Ilkka · April 7, 2022, 11:50am

Hi guys,

I have a dataset where I would need to extract the first 70 characters from a column of different string lengths, but I would want the output to only have full words in it. For example if a word starts at index 69, the word would be fully included in the output even if it would exceed the limit of 70 characters.

Below is a picture of what I’m trying to achieve. Any help much appreciated!

Thanks,
Ilkka

Problem

Desired output

bruno29a · April 7, 2022, 12:04pm

Hi @Ilkka , an expression like this should do:
substr($Input$, 0, indexOfChars($Input$, " .;", 70))

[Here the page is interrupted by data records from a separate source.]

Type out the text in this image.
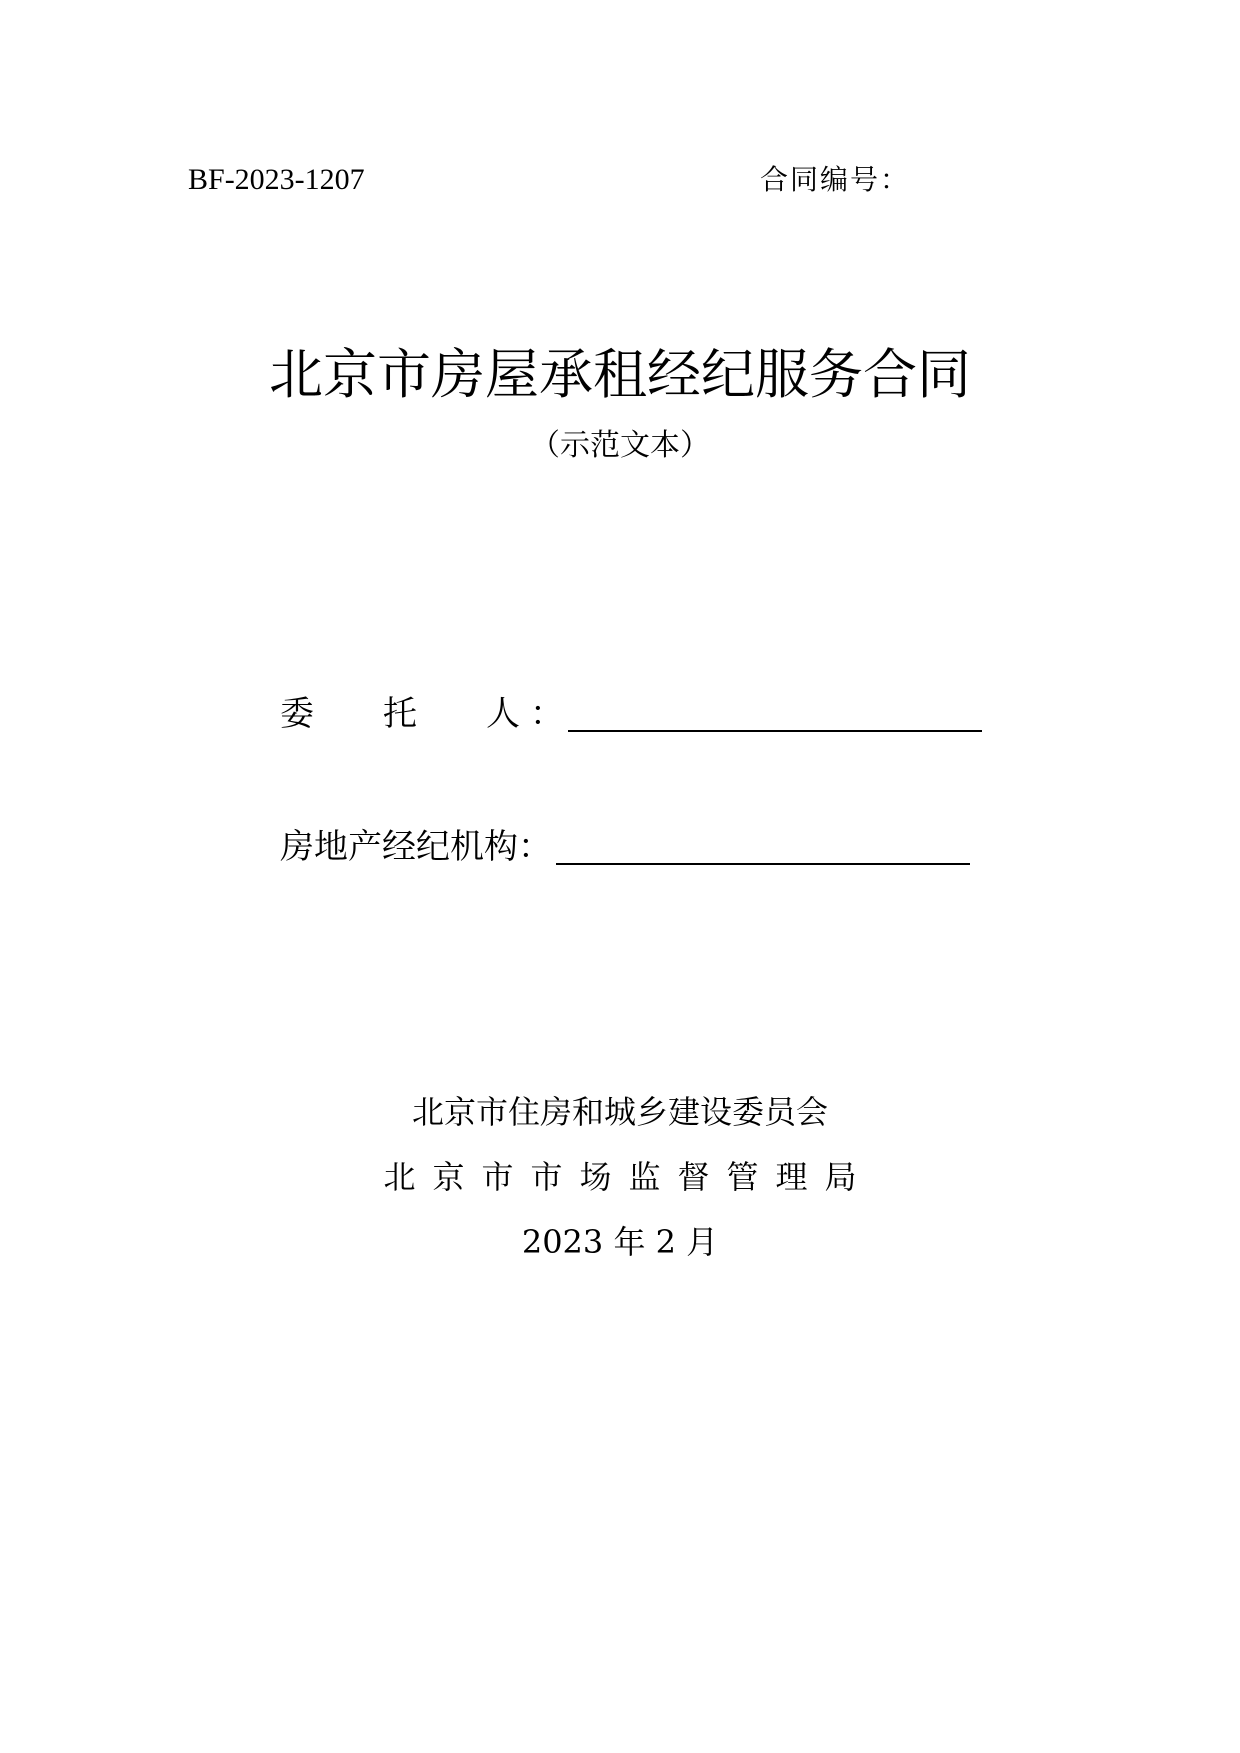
BF-2023-1207	合同编号：
北京市房屋承租经纪服务合同
（示范文本）
委 托 人 ：
房地产经纪机构 ：
北京市住房和城乡建设委员会
北京市市场监督管理局
2023 年 2 月
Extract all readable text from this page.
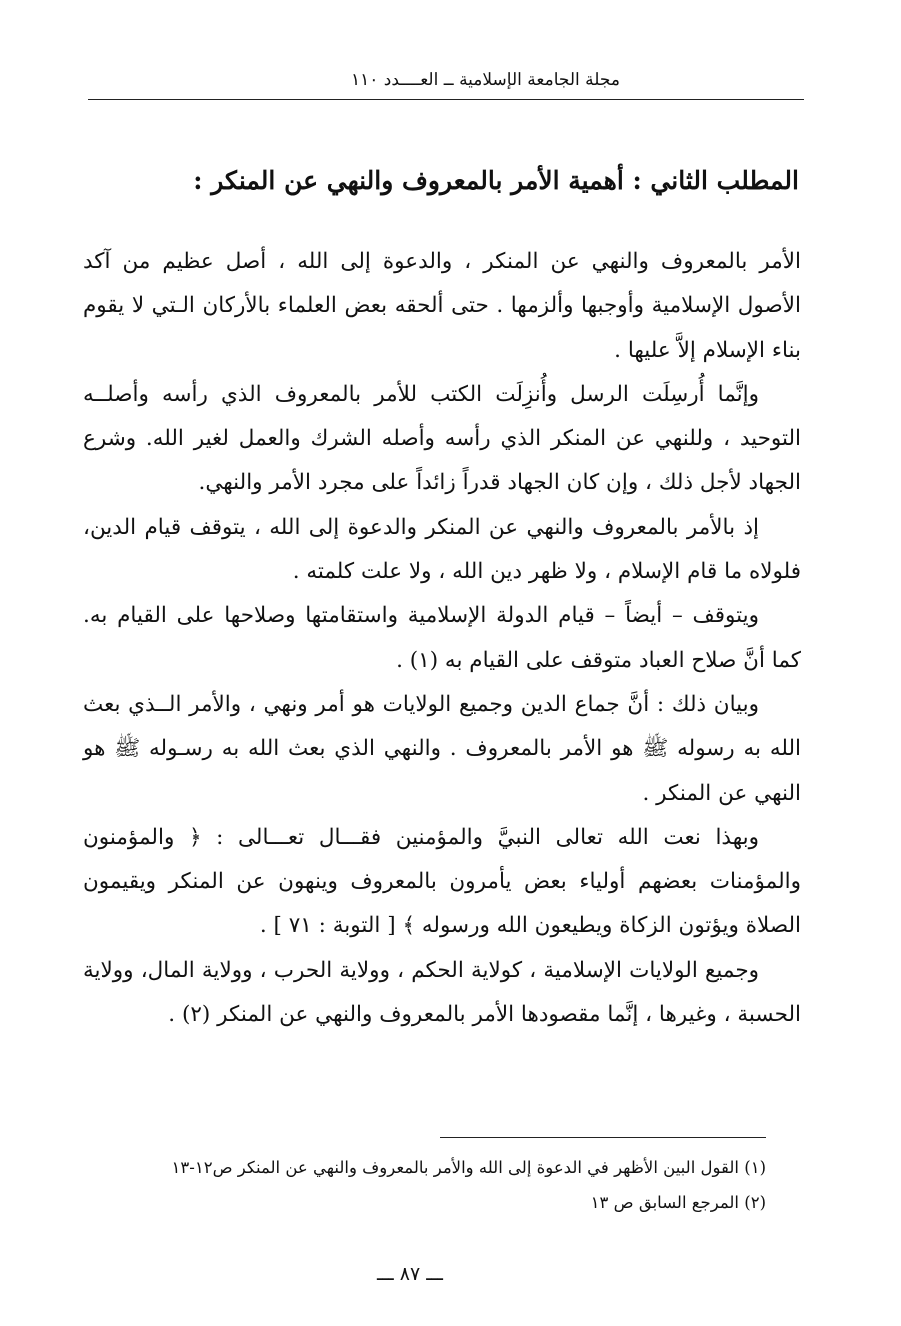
مجلة الجامعة الإسلامية ــ العــــدد ١١٠
المطلب الثاني : أهمية الأمر بالمعروف والنهي عن المنكر :

الأمر بالمعروف والنهي عن المنكر ، والدعوة إلى الله ، أصل عظيم من آكد الأصول الإسلامية وأوجبها وألزمها . حتى ألحقه بعض العلماء بالأركان الـتي لا يقوم بناء الإسلام إلاَّ عليها .

وإنَّما أُرسِلَت الرسل وأُنزِلَت الكتب للأمر بالمعروف الذي رأسه وأصلــه التوحيد ، وللنهي عن المنكر الذي رأسه وأصله الشرك والعمل لغير الله. وشرع الجهاد لأجل ذلك ، وإن كان الجهاد قدراً زائداً على مجرد الأمر والنهي.

إذ بالأمر بالمعروف والنهي عن المنكر والدعوة إلى الله ، يتوقف قيام الدين، فلولاه ما قام الإسلام ، ولا ظهر دين الله ، ولا علت كلمته .

ويتوقف – أيضاً – قيام الدولة الإسلامية واستقامتها وصلاحها على القيام به. كما أنَّ صلاح العباد متوقف على القيام به (١) .

وبيان ذلك : أنَّ جماع الدين وجميع الولايات هو أمر ونهي ، والأمر الــذي بعث الله به رسوله ﷺ هو الأمر بالمعروف . والنهي الذي بعث الله به رسـوله ﷺ هو النهي عن المنكر .

وبهذا نعت الله تعالى النبيَّ والمؤمنين فقـــال تعـــالى : ﴿ والمؤمنون والمؤمنات بعضهم أولياء بعض يأمرون بالمعروف وينهون عن المنكر ويقيمون الصلاة ويؤتون الزكاة ويطيعون الله ورسوله ﴾ [ التوبة : ٧١ ] .

وجميع الولايات الإسلامية ، كولاية الحكم ، وولاية الحرب ، وولاية المال، وولاية الحسبة ، وغيرها ، إنَّما مقصودها الأمر بالمعروف والنهي عن المنكر (٢) .

(١) القول البين الأظهر في الدعوة إلى الله والأمر بالمعروف والنهي عن المنكر ص١٢-١٣

(٢) المرجع السابق ص ١٣

ـــ ٨٧ ـــ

You can do this via the String Manipulation.

Basically I look for the index of the first space, or period (.) or semi-colon (basically the characters that would delimit a word - you can add more), and then I do a substring up to that point.

Results:

Ilkka · April 7, 2022, 12:56pm

Perfect, thank you Bruno!

duristef · April 7, 2022, 5:24pm

@Ilkka @bruno29a , the expression won’t work in two cases

length($Input) < 70
length($Input) >= 70 but no word delimiter after the 70th char
Here’s an example (errors in Row2 and Row4)

immagine1312×246 68 KB

You could use the Column Expression node and correct the expression this way
substr(column("Input"), 0, indexOfChars(column("Input")+".", " .;", min(70,length(column("Input")))))
Result

If you prefer the String Manipulation node, I suggest a regex like this one
regexReplace($Input$, "^(.{0,70}\\w*)\\b.*$", "$1")
(same result, except that the regex discards any delimiter at the end of the string)

If you want to get rid of extra spaces and non-word characters and trasform all of them in single spaces:
regexReplace(strip(regexReplace($Input$,"[\\W_ ]+"," ")), "^(.{0,70}\\w*)\\b.*$", "$1")

In Row3 you can appreciate the different behaviour of the two regex

(NB the second regex creates problems if you have diacritical marks in your string)

bruno29a · April 7, 2022, 7:45pm

Hi @duristef , you are absolutely correct, and nice correction with the min() in the substr().

The regex (either one) is probably more complete.

Ilkka · April 8, 2022, 9:14am

Thank you @duristef!""

system · April 15, 2022, 9:14am

This topic was automatically closed 7 days after the last reply. New replies are no longer allowed.